Les larves zoé sont des organismes planctoniques. Elles se nourrissent d’algues unicellulaires et d’animalcules, également planctoniques (« planctorophie »). Les algues seules sont généralement insuffisantes pour assurer leur développement qui nécessite un apport d’origine animale. Dans les élevages artificiels les larves nauplius d’Artemia salina leur sont généralement fournies. Le grand développement de l’abdomen, alors que l’organogenèse de la partie postérieure du thorax est mise en attente, peut sembler surprenante. Elle doit présenter un avantage sélectif dans le milieu planctonique.

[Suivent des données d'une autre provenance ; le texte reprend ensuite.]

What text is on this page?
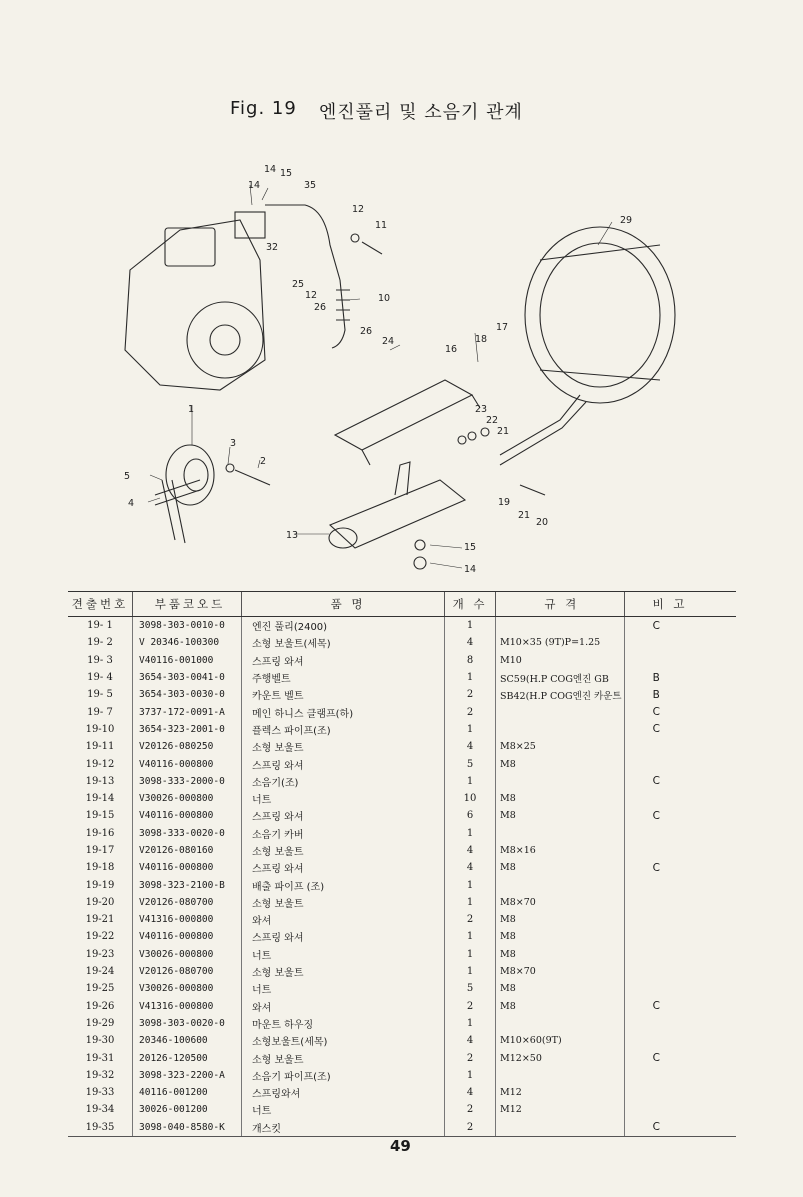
Fig. 19 엔진풀리 및 소음기 관계
14 15
14	35
32
12
11	29
25
12
26
10
26
24
16
18
17
1
3
2
5
4
23
22
21
19
21
20
13
15
14
견출번호	부품코오드	품 명	개 수	규 격	비 고
19- 1	3098-303-0010-0	엔진 풀리(2400)	1		C
19- 2	V 20346-100300	소형 보울트(세목)	4	M10×35 (9T)P=1.25	
19- 3	V40116-001000	스프링 와셔	8	M10	
19- 4	3654-303-0041-0	주행벨트	1	SC59(H.P COG엔진 GB	B
19- 5	3654-303-0030-0	카운트 벨트	2	SB42(H.P COG엔진 카운트	B
19- 7	3737-172-0091-A	메인 하니스 클램프(하)	2		C
19-10	3654-323-2001-0	플렉스 파이프(조)	1		C
19-11	V20126-080250	소형 보울트	4	M8×25	
19-12	V40116-000800	스프링 와셔	5	M8	
19-13	3098-333-2000-0	소음기(조)	1		C
19-14	V30026-000800	너트	10	M8	
19-15	V40116-000800	스프링 와셔	6	M8	C
19-16	3098-333-0020-0	소음기 카버	1		
19-17	V20126-080160	소형 보울트	4	M8×16	
19-18	V40116-000800	스프링 와셔	4	M8	C
19-19	3098-323-2100-B	배출 파이프 (조)	1		
19-20	V20126-080700	소형 보울트	1	M8×70	
19-21	V41316-000800	와셔	2	M8	
19-22	V40116-000800	스프링 와셔	1	M8	
19-23	V30026-000800	너트	1	M8	
19-24	V20126-080700	소형 보울트	1	M8×70	
19-25	V30026-000800	너트	5	M8	
19-26	V41316-000800	와셔	2	M8	C
19-29	3098-303-0020-0	마운트 하우징	1		
19-30	20346-100600	소형보울트(세목)	4	M10×60(9T)	
19-31	20126-120500	소형 보울트	2	M12×50	C
19-32	3098-323-2200-A	소음기 파이프(조)	1		
19-33	40116-001200	스프링와셔	4	M12	
19-34	30026-001200	너트	2	M12	
19-35	3098-040-8580-K	개스킷	2		C
49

L’abdomen, fortement musculeux, terminé par un telson élargi, particulièrement chez les crevettes Caridea, provoque, lors d’une brusque contraction, un mouvement de recul susceptible de permettre d’échapper à un prédateur. Par ailleurs, l’abdomen et le telson rabattus contre la face ventrale du céphalothorax peuvent entraîner et maintenir des proies au contact de la région buccale et même participer, par des mouvements d’extension, à leur dilacération. Enfin, l’abdomen et le telson, particulièrement chez les zoés de brachyoures, constituent un organe de toilettage qui débarrasse les appendices des éléments qui y adhèrent. La présence des épines constitue également un élément dissuasif vis-à-vis des prédateurs.
Les moyens de locomotion des zoés sont limités et elles paraissent prisonnières de la masse d’eau dans laquelle elles vivent. Cependant, grâce à des migrations verticales de faible amplitude (quelques mètres) elles peuvent bénéficier de courants de directions diverses et ainsi rester dans des régions aux caractéristiques compatibles avec leur développement et la vie des adultes. Un exemple classique est représenté par les zones estuariennes où les premiers stades zoé vivant en surface sont entraînés vers le large, alors que les stades plus avancés, se rapprochant du fond, sont transportés par le courant vers la partie amont.